I have followed Frómeta’s work since 2006, when I collaborated in the creation of Abstracción sincrética (Synchretic Abstraction).9 I had already admired him for some time, but had not had the opportunity to penetrate into his Renaissance-style workshop, to see him work, to have long conversations with him about everything human and divine. And I can attest that his shield against disillusions, tricks and bad attitudes is impenetrable. He works under all circumstances, whether his work arouses enthusiastic commentaries or the critics or the market disregard him; he creates with the devotion of Byzantine icon painters and finds gratification, the greatest prize, in the work itself.

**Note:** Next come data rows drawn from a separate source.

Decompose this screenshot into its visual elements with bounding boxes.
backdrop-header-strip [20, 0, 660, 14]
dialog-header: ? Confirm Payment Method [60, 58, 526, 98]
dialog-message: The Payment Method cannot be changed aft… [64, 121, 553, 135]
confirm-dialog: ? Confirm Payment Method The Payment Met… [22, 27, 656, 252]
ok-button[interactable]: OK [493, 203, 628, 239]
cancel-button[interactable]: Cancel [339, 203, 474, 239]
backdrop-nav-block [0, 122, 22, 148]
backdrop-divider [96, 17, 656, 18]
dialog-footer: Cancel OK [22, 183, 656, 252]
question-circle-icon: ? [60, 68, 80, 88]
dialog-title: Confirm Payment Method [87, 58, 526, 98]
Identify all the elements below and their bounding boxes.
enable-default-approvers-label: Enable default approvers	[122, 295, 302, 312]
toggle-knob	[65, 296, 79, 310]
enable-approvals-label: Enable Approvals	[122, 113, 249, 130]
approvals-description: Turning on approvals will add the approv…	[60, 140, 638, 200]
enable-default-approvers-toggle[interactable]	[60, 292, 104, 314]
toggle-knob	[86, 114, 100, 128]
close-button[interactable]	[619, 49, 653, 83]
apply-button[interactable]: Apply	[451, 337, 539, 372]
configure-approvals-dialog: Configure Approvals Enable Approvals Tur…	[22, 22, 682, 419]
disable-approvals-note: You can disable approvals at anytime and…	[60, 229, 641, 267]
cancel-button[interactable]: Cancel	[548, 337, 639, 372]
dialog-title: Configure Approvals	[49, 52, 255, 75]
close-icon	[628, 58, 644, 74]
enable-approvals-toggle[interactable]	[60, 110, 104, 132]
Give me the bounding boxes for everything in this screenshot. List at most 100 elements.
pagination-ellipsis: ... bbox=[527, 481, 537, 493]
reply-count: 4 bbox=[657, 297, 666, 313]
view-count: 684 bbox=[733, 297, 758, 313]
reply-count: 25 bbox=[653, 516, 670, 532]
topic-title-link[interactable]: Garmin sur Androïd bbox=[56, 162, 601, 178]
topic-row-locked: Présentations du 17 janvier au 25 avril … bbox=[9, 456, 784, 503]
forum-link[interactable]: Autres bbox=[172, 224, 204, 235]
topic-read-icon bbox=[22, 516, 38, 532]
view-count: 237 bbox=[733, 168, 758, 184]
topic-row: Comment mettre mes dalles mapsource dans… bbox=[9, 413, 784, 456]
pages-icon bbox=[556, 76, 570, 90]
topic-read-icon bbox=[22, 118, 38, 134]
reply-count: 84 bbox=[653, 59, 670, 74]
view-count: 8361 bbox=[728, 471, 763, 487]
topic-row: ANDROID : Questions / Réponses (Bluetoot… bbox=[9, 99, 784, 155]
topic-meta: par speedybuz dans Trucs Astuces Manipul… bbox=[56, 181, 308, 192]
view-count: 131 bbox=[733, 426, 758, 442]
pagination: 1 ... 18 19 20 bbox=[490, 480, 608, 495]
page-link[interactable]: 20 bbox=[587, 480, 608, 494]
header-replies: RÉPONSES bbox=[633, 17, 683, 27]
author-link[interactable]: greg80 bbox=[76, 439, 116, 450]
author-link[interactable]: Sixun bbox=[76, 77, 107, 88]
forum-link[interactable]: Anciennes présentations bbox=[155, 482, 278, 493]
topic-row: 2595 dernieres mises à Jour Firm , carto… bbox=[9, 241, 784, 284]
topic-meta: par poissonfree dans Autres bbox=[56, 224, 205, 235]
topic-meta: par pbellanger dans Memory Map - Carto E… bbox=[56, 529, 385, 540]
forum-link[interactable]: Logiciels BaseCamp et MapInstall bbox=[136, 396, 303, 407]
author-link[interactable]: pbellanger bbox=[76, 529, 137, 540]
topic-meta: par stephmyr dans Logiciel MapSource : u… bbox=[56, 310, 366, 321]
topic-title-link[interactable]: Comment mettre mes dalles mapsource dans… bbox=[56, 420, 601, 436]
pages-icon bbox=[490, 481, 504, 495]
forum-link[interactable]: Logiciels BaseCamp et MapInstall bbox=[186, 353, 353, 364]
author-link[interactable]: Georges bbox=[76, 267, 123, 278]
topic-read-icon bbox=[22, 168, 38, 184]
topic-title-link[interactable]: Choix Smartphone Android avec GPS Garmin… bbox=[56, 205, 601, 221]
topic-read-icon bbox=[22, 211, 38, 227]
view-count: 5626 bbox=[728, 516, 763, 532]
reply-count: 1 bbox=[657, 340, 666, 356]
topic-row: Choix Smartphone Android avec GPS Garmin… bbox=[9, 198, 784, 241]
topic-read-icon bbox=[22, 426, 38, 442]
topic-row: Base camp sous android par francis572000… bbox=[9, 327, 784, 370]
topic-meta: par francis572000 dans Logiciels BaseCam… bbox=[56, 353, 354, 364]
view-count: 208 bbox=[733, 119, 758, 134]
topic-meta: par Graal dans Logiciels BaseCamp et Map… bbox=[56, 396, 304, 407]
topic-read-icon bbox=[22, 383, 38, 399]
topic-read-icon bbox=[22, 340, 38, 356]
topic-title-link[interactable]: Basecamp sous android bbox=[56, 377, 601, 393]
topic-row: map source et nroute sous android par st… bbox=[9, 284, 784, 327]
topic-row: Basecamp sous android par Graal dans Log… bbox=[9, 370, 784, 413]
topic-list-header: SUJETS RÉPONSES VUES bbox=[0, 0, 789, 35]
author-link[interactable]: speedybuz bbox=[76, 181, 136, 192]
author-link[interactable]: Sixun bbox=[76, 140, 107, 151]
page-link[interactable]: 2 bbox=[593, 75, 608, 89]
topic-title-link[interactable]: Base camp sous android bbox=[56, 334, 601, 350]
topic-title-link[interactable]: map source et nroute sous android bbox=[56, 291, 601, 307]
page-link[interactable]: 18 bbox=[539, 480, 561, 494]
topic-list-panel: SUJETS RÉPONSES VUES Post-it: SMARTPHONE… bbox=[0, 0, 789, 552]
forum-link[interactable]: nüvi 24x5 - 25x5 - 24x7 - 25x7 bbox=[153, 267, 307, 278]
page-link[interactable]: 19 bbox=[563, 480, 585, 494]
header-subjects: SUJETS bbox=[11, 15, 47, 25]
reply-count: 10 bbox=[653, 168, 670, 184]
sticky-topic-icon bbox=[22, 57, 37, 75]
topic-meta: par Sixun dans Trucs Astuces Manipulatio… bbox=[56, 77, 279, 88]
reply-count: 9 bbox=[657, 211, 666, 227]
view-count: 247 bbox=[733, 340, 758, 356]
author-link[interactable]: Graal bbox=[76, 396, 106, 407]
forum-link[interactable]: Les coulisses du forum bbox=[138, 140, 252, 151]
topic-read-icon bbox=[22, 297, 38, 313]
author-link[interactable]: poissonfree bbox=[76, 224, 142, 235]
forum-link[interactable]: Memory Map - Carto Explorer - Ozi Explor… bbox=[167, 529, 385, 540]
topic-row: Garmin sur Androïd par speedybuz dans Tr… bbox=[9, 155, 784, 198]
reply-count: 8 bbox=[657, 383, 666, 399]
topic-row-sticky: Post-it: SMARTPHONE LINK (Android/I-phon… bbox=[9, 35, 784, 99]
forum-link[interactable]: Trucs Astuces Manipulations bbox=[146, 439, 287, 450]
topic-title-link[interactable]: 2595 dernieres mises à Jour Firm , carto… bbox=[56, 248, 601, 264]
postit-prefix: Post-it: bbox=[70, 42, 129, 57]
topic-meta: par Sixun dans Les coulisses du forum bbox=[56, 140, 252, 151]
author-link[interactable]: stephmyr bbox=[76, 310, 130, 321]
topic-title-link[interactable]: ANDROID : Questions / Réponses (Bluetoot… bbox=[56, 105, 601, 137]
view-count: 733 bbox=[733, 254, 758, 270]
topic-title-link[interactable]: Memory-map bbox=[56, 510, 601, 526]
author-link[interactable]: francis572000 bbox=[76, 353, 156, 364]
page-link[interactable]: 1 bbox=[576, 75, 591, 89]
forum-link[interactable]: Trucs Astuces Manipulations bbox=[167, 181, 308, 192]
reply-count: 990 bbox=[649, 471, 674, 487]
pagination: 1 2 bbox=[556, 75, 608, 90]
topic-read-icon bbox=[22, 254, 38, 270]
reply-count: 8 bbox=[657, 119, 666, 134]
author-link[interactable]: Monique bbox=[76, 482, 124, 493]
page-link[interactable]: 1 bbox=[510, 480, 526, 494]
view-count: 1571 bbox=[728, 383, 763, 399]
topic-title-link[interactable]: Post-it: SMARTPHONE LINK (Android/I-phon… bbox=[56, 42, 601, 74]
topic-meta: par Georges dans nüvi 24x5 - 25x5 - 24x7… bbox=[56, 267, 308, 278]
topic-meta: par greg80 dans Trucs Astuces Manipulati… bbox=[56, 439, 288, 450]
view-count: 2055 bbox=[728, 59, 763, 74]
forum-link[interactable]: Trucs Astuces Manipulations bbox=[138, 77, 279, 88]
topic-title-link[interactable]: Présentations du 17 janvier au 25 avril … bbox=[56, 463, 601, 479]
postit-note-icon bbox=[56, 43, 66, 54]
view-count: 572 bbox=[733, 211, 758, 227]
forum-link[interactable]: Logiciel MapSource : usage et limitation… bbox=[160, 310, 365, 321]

Finally, I must say once again I admire and am again disturbed by the segment of Frómeta’s work being exhibited today in Zurich. Once more I recognize his good work, his nervous pulse and his audacious devotion. I have examined his works over and over again, at different hours of the day and with various states of mind. And they not always produce the same effect on me. Those I prefer, those I would like to have in my small space in Havana, are changing. And it is because I do not succeed in “appropriating” them completely – there is always an element I missed or an artist’s gesture that now produces a new emotion in me, as if instead of observing I were the one observed. They are living beings, I say to myself; they are moved by that “slow rumor” that, in lack of a better name, we call autumn in Cuba. An autumn that, since it does not exist, since it does not reflect on the red sunsets of the Island, will also have no end.

Havana, July 2015

1 That part of his work is represented in the Collection of Cuban Art of the National Museum of Fine Arts in Havana.
2Pieces Ocaso 1 and Ocaso 2. Mixed on canvas, 180 x180 cm. Located at Topes de Collantes Hospital, Sancti Spíritus, Cuba.
3 He belongs to the first generation of the National School of Art, 1962-1967.
4Terms of those days.
5This text is based on numerous conversations with the artist.
6 “Light and Color”.
7Contra viento y marea (Against Wind and Tide). BB Gallery, Beijing, China., manuscript, www.pinturagfrometa.com/gilberto_frometa/?en_remarks,18
82011, Galería Orígenes, Havana.
9Collage Habana Gallery.

Alex Fleites (Caracas, Venezuela, 1954). Bachelor in Philology from the University of Havana. Poet, narrator, editor, journalist, curator and art critic. He has been editor-in-chief of the cultural page of the newspaper Rebel Youth, of the magazines Cuban Art, Union and Cuban Cinema. He is currently art director of Amnion, a Cuban poetry magazine. Among his most outstanding curatorships are Calm madness of patient color. Tribute of twenty Cuban graphics to José Luis Cuevas, University of Xalapa, Veracruz, Mexico, and Live ball. Cuban painting today, an exhibition which brought together thirty masters of Cuban painting and was visited by eighty thousand people as it traveled for two years to the Colombian cities Barranquilla, Santa Marta, Cartagena, Montería and Bogotá.